The Financial Post recently published an article called, “Caught in a web of spinoffs: Inside Canada’s expanding universe of ‘shell’ companies” by Barbara Shecter and Peter Koven. Many of you have probably already seen it, but if you haven’t, I highly recommend that you take a few minutes to read it.
The article discusses how micro-cap companies are spinning off other micro-cap companies as “ready-to-go” reporting issuers by using the legal mechanism of plans of arrangement (POA). By becoming reporting issuers in this manner, these micro-cap companies have not only avoided the trouble and expense of filing prospectus-level disclosure required by regulators but also circumvented regulatory scrutiny. These reporting issuers then become automatically eligible for listing on the Canadian Securities Exchange (CSE). This article begins by highlighting how one company “spawned” 50 spinoff companies, many of which are listed on the CSE.

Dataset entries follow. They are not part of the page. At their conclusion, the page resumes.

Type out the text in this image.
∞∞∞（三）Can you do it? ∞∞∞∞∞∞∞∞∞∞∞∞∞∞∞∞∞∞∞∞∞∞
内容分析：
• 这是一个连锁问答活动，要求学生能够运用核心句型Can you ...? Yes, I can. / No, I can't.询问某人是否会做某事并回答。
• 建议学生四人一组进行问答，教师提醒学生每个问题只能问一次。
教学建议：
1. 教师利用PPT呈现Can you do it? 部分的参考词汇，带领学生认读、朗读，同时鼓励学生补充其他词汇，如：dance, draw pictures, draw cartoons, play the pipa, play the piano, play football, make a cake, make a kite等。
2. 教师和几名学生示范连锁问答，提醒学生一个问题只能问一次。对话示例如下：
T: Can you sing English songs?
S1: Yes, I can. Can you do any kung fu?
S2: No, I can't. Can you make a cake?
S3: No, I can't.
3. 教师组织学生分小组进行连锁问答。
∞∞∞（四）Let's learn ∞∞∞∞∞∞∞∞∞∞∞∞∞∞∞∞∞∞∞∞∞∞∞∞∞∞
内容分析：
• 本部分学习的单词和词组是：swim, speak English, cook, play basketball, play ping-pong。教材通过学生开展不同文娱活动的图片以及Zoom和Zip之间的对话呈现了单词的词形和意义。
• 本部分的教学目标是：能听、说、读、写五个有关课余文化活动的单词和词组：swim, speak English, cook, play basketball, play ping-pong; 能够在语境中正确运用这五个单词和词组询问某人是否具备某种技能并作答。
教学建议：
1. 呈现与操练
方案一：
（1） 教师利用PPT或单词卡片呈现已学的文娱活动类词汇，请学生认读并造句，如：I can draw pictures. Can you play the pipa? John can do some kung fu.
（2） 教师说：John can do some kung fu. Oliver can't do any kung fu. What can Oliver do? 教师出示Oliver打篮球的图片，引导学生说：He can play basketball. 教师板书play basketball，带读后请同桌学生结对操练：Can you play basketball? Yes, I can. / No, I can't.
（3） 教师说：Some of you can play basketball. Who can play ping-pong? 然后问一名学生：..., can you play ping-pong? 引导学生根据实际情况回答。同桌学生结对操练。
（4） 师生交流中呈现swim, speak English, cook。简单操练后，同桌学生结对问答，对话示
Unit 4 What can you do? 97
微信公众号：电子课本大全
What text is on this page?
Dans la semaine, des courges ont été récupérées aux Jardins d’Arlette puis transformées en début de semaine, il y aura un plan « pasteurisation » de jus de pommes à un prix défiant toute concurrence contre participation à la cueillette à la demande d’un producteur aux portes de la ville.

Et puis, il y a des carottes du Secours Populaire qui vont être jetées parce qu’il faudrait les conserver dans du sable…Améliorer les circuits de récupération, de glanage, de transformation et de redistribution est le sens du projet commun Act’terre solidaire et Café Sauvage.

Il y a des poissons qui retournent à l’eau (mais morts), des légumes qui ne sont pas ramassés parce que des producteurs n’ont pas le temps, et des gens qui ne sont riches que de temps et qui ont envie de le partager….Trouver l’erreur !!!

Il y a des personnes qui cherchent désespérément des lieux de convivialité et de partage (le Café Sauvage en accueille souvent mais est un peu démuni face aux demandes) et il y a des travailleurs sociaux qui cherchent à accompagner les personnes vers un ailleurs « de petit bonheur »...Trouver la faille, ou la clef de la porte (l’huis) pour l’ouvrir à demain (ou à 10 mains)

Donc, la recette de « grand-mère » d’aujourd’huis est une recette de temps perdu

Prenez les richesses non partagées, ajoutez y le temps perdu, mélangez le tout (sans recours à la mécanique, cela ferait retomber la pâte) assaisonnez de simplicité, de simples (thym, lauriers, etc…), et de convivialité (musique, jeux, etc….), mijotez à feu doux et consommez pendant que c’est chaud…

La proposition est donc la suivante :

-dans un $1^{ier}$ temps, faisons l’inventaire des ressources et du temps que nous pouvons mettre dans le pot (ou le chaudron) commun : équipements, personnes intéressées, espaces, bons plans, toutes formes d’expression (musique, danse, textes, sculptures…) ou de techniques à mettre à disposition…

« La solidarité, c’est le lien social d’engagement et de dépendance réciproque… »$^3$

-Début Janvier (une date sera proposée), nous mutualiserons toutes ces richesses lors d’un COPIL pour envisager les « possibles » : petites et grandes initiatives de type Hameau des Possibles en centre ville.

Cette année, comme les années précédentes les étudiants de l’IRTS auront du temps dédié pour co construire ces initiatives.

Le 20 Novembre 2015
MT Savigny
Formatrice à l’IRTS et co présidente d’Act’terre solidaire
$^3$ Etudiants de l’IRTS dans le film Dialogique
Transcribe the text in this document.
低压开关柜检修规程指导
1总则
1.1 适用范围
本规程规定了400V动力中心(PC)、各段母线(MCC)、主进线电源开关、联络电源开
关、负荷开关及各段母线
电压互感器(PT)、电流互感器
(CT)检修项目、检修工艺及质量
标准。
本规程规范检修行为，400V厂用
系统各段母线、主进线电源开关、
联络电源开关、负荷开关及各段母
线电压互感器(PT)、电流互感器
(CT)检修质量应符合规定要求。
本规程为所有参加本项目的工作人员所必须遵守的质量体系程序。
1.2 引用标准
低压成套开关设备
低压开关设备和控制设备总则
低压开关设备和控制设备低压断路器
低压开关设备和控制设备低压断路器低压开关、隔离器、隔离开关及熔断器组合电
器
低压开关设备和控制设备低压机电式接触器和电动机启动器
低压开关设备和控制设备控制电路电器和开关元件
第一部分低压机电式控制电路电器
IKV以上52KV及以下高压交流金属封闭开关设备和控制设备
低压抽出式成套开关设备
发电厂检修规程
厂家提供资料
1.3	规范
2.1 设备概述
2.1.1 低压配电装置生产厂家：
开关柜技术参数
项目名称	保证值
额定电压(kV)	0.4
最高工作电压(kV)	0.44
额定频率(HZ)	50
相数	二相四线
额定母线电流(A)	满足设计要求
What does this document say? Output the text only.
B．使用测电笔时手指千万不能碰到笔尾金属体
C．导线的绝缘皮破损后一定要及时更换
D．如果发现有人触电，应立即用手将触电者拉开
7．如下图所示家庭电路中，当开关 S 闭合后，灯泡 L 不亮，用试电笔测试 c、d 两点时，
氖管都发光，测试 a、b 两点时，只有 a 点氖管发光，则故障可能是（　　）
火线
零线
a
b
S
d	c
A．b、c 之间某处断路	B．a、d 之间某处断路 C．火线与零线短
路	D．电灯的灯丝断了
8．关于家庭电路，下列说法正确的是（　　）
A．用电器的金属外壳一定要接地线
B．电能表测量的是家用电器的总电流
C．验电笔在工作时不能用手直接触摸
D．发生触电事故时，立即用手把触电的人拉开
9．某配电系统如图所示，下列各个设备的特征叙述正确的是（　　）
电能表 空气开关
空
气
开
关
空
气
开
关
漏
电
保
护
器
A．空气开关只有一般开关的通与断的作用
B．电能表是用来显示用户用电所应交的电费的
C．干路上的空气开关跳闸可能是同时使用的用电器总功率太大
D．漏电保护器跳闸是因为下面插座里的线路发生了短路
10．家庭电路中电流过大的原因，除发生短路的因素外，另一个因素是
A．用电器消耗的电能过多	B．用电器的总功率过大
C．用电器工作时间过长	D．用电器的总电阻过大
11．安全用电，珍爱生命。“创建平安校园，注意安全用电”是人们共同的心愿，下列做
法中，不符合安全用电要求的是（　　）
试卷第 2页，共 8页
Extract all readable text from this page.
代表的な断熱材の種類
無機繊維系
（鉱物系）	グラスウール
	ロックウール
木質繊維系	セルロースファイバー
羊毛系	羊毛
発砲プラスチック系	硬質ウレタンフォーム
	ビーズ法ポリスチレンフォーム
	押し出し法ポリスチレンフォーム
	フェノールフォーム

In response to growing concerns that these micro-cap companies are obtaining listings without any operating business or discernable assets, the CSE published Notice 2015-003 Regulatory Guidance on Plans of Arrangement and Capital Structure on January 23, 2015 (the Notice). The Notice indicates that reporting issuers created through POA will be subject to greater scrutiny to ensure that their primary focus is to develop their stated business objectives rather than obtain a listing. The Notice also provides guidance and indicates that the CSE is considering policy amendments that would restrict the eligibility for listing of reporting issuers created through POA. Despite this, it is my understanding that micro-cap companies created in this manner are still obtaining listings on the CSE.
This article contains general information only and is not intended to provide a legal opinion or advice. Please consult a lawyer or compliance advisor for matters related to your situation before relying on any of the statements made in this article.